Some flows need the same residential IP across multiple calls. Pass cookies_session with a stable identifier and Crawlbase reuses the same exit node for ~30 minutes.

$api = new \Crawlbase\CrawlingAPI(['token' => 'YOUR_JS_TOKEN']);

$session = "checkout-{$userId}";
$api->get('https://shop.example.com/cart', ['cookies_session' => $session]);
$api->get('https://shop.example.com/checkout', ['cookies_session' => $session]);
$api->get('https://shop.example.com/confirm', ['cookies_session' => $session]);

Errors & retries

The platform surfaces two status codes on every response: the SDK's own ->statusCode (HTTP status of the request to Crawlbase itself) and ->headers->pc_status (Crawlbase's verdict on the target - see the Crawling API errors table for the full list). Always branch on ->headers->pc_status when deciding whether to retry - a target can return 200 with empty body, in which case ->statusCode is 200 but ->headers->pc_status is 520.

$res = $api->get($url);
$pc = (int) $res->headers->pc_status;

switch (true) {
 case $pc === 200:
 use_body($res->body);
 break;
 case in_array($pc, [520, 525], true):
 // 520 = empty body, 525 = anti-bot couldn't be solved.
 // Switch to JS token and retry.
 retry_with_js_token($url);
 break;
 case in_array($pc, [521, 522, 523], true):
 // Target unreachable or timed out. Retry with backoff.
 schedule_retry($url);
 break;
 default:
 $logger->error('crawl failed', ['url' => $url, 'pc_status' => $pc]);
}

All retries against the platform are free - only successful responses (pc_status: 200) count against your quota.

Performance & best practices

Reuse a single client per token. Build it once at app boot (Laravel service provider, Symfony service container) and inject everywhere - each instance opens its own connection.
Use the cheapest token that works. Don't default to the JavaScript token "just in case" - Normal-token requests are faster and use less concurrency. Promote to JS only when the Normal response is empty or anti-bot-blocked.
Prefer ajax_wait over page_wait. Fixed delays burn concurrency on every request, even fast ones.
For batch jobs: async + webhook, or push to the Enterprise Crawler. Queue workers calling the SDK synchronously will saturate your concurrency cap; async + webhook releases the slot the moment a request is queued.
Watch the remaining response header. It carries the number of concurrency slots you have left.

Method reference

All client classes share the same surface. Constructor takes an options array; verbs mirror the underlying HTTP methods.

new CrawlingAPI(['token' => T, 'timeout' => N])

constructor

Initialize a client with your token. Optional: 'timeout' in seconds (default 90).

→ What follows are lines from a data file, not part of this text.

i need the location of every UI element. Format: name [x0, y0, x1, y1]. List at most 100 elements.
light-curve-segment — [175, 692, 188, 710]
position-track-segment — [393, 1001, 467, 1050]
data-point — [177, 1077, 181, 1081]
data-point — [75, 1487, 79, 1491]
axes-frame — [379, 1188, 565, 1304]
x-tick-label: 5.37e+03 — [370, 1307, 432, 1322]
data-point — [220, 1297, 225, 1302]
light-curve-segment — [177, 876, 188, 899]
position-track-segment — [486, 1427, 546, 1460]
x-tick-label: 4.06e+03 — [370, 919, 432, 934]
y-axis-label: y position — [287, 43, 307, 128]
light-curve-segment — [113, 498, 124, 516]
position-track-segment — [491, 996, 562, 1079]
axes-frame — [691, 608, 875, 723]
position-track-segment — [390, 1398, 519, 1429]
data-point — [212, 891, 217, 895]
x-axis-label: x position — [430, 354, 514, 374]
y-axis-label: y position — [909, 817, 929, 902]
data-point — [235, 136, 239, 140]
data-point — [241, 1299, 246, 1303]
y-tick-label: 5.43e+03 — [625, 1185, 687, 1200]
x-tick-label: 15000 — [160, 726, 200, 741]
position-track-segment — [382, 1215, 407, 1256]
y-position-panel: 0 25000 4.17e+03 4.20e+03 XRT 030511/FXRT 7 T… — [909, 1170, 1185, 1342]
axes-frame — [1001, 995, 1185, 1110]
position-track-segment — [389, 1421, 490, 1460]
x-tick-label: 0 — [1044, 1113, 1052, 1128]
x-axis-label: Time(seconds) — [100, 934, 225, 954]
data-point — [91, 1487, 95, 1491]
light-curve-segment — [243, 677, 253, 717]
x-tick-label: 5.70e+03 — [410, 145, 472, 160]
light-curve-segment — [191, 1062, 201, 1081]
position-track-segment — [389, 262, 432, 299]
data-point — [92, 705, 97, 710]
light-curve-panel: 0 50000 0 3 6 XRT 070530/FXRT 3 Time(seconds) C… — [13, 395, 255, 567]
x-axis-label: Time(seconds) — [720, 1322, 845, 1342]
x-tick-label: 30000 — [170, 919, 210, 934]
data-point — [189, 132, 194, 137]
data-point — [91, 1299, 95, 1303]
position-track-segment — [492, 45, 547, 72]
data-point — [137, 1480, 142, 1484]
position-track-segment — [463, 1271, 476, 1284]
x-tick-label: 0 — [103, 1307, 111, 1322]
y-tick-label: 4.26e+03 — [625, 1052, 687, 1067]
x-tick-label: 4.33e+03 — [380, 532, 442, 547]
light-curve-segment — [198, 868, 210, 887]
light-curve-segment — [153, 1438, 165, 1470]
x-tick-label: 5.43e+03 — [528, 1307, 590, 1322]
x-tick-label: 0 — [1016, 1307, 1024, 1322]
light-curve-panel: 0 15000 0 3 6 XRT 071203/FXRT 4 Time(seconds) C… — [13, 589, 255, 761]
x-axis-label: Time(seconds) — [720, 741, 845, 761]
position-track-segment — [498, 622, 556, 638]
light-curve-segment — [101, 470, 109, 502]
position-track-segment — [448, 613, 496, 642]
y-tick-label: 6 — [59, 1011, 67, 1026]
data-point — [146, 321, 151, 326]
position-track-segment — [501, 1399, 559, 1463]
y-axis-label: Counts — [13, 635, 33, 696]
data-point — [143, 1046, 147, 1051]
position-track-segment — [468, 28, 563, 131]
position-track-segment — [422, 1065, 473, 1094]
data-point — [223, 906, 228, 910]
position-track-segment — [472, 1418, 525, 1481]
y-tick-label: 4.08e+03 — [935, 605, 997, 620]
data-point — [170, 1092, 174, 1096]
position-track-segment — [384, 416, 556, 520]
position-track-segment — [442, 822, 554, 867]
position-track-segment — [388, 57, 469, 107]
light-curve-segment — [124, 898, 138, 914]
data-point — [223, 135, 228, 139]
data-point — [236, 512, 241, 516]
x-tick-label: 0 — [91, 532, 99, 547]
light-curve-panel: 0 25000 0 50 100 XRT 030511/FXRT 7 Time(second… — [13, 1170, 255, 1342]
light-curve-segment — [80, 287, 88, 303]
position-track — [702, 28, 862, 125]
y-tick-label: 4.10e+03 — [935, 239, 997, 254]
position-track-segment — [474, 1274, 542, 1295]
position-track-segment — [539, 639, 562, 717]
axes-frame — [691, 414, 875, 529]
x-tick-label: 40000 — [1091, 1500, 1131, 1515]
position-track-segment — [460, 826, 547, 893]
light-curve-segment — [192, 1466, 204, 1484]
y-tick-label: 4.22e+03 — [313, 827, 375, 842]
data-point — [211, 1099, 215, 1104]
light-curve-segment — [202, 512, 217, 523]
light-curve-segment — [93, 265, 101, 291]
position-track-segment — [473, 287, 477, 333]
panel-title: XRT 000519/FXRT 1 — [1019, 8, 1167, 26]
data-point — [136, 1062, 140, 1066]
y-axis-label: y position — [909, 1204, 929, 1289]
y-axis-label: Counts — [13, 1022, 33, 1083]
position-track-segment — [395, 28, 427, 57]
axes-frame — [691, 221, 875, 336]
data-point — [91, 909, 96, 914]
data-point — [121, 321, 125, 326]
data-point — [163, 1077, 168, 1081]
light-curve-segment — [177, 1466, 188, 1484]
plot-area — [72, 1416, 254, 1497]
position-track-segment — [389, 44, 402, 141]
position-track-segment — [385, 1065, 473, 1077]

->get($url, $options = [])

method

Send a GET. $options maps any Crawling API parameter to its value.

->post($url, $data, $options = [])

method

Send a POST. $data is the body - pass an array for form-encoded, a string for raw.

Response shape - public properties on the response object returned from each verb:

->statusCode

int

HTTP status of the SDK's request to Crawlbase.

->body

string

Page content (or JSON string when format=json / scraper= was used).

->headers

object

Response headers as an object. Crawlbase-specific status fields are exposed here:

->headers->pc_status: Crawlbase verdict on the target (branch on this for retry decisions).
->headers->original_status: HTTP status the target site returned to Crawlbase.
->headers->storage_url / ->headers->rid: set when the call carried 'store' => true.